Before going into the various types of Postgres CDC and their relative strengths and weaknesses, it is necessary to understand what Postgres and CDC as separate entities are all about.
Postgres
Postgres, also referred to as PostgreSQL, is one of the most widely used and preferred open-source relational databases. The platform can be used for multiple activities such as OLTP workloads and data warehousing and analytics. Generally, it is common for businesses to use relational databases for handling transactional workloads and then perform aggregated reporting and analytics use cases through a separate data warehouse.
However, it is also critical to ensure that a data warehouse has only the latest version of the data in its transactional database. It is often seen that time-bound reporting in organizations is adversely affected because hourly or daily batch requirements are not synced between these databases. The solution to this issue is to implement the Change Data Capture feature so that there is continuous sync between the instances.
Change Data Capture
Change Data Capture or CDC is a software pattern. Its task is to track changes made to a database so that some action can be taken based on the changes. There are many aspects to Postgres CDC with several benefits as follows:
- Captures changes in a database in real time thereby ensuring that data warehouses and downstream systems are in sync with PostgreSQL.
- Reduces the workload of PostgreSQL as processing is done only of the changes made.
- Ensures that use cases that need access to changes made in PostgreSQL without modifying the application code are implemented efficiently
Types of Postgres CDC – The Pros And Cons
We will now go in-depth into the types of Postgres CDC and analyze the benefits and pitfalls of each of them.
Query-based Postgres CDC
Let us start with the query-based model of Postgres CDC.
In this method, when the schema of the database that is being monitored has a timestamp column, PostgreSQL needs to be repeatedly queried using that column. The timestamp on the column indicates the time of the last change of a row. Users are then provided with all changes that have been done since the last time that Postgres was queried. This query-based Postgres CDC can only capture Insert and Update instances and not Delete changes.
Pros
There is no need to make changes to PostgreSQL for deploying query-based CDC since the schema has a timestamp column indicating when the modification of the rows was done.
Cons
# This form of Postgres CDC extracts data through the query layer and hence additional workload is put on PostgreSQL.
# Query-based Postgres CDC requires continual polling of the monitored table. This often leads to wasted resources if there is no change to data in the tables.
# This form of Postgres CDC needs an additional column that tracks the time when the records were last modified.
# Delete changes cannot be captured by this form of CDC unless they are soft instances.

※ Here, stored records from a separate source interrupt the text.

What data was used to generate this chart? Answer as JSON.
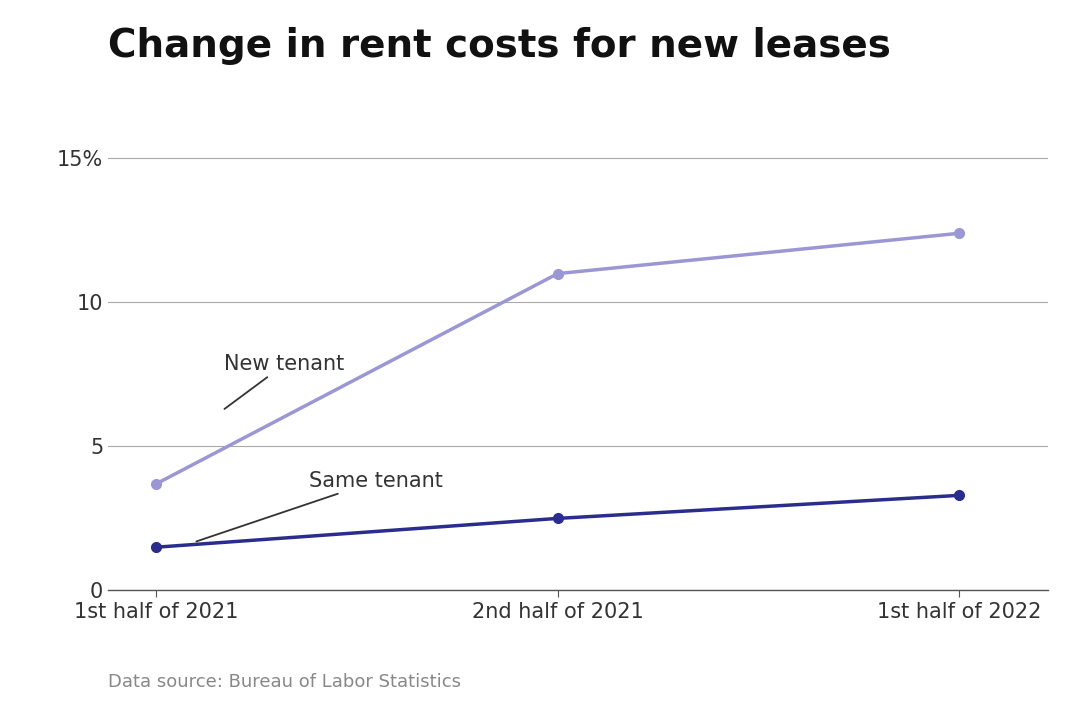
{
  "title": "Change in rent costs for new leases",
  "x_labels": [
    "1st half of 2021",
    "2nd half of 2021",
    "1st half of 2022"
  ],
  "x_values": [
    0,
    1,
    2
  ],
  "new_tenant": [
    3.7,
    11.0,
    12.4
  ],
  "same_tenant": [
    1.5,
    2.5,
    3.3
  ],
  "new_tenant_color": "#9b97d4",
  "same_tenant_color": "#2b2d8e",
  "ylim": [
    0,
    16
  ],
  "yticks": [
    0,
    5,
    10,
    15
  ],
  "ytick_labels": [
    "0",
    "5",
    "10",
    "15%"
  ],
  "background_color": "#ffffff",
  "title_fontsize": 28,
  "annotation_new_tenant": "New tenant",
  "annotation_same_tenant": "Same tenant",
  "data_source": "Data source: Bureau of Labor Statistics",
  "figsize": [
    10.8,
    7.2
  ],
  "dpi": 100
}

Trigger-based Postgres CDC
In this version of the Postgres CDC, Insert, Update, and Delete changes happening in the table of interest can be identified by the users. They can insert one row for each change made into a change table and build a changelog. This Trigger-based function is supported by the 9.1 version and later of PostgreSQL and can store all changes in the audit.logged function. Though all the changes are stored in PostgreSQL only, users can repeatedly query the change table if they want to save the changes to a data warehouse or other database systems.
Pros
# All change events are captured immediately by Postgres CDC in real time.
# Useful metadata
- The PostgreSQL Trigger function automatically adds useful metadata to the change events. Examples include the transaction ID, the session user name, or the statement that caused the change.
Cons
# Postgres CDC increases the execution time of the original statement, hence adversely affecting the performance of PostgreSQL.
# Only if changes are made to the PostgreSQL database will the triggers in it work.
# A separate data pipeline has to be set up that will poll the table filled with the trigger function. However, this is necessary only when change events are required to be synced to a data store or data warehouse apart from the PostgreSQL database.
Logical Replication-based Postgres CDC
The Logical Replication-based Postgres CDC is an improved model that was launched with the 9.4 version of PostgreSQL and can effortlessly replicate data to various PostgreSQL instances on separate systems. Primarily, it is a write-ahead log on disk that includes all changes to the data in the PostgreSQL database such as Delete, Insert, and Update.
This replication model of the Postgres CDC is not enabled on all database systems by default. It has to be done by enabling changes to the configuration file. While a decoding plugin implements logical replication automatically, the same has to be done manually for PostgreSQL versions older than 10. Most managed PostgreSQL functions provide logical replication support such as AWS RDS, Google Cloud SQL, or Azure Database.
Pros
# Data is captured in real-time by log-based CDC, thereby providing continuous access to the current data from PostgreSQL to downstream applications.
# All types of changes like Update, Delete, and Insert are detected by this method, unlike the other two types.
# Since logical replication-based Postgres CDC leads to direct access to file systems, implementing changes to it does not affect the performance of the PostgreSQL database.
Cons
# Versions of PostgreSQL that were released prior to the launch of the 9.4 version do not support logical replication.
Among the three methods of Postgres CDC, the latest logical-based replication model is the most technologically advanced and the most effective one.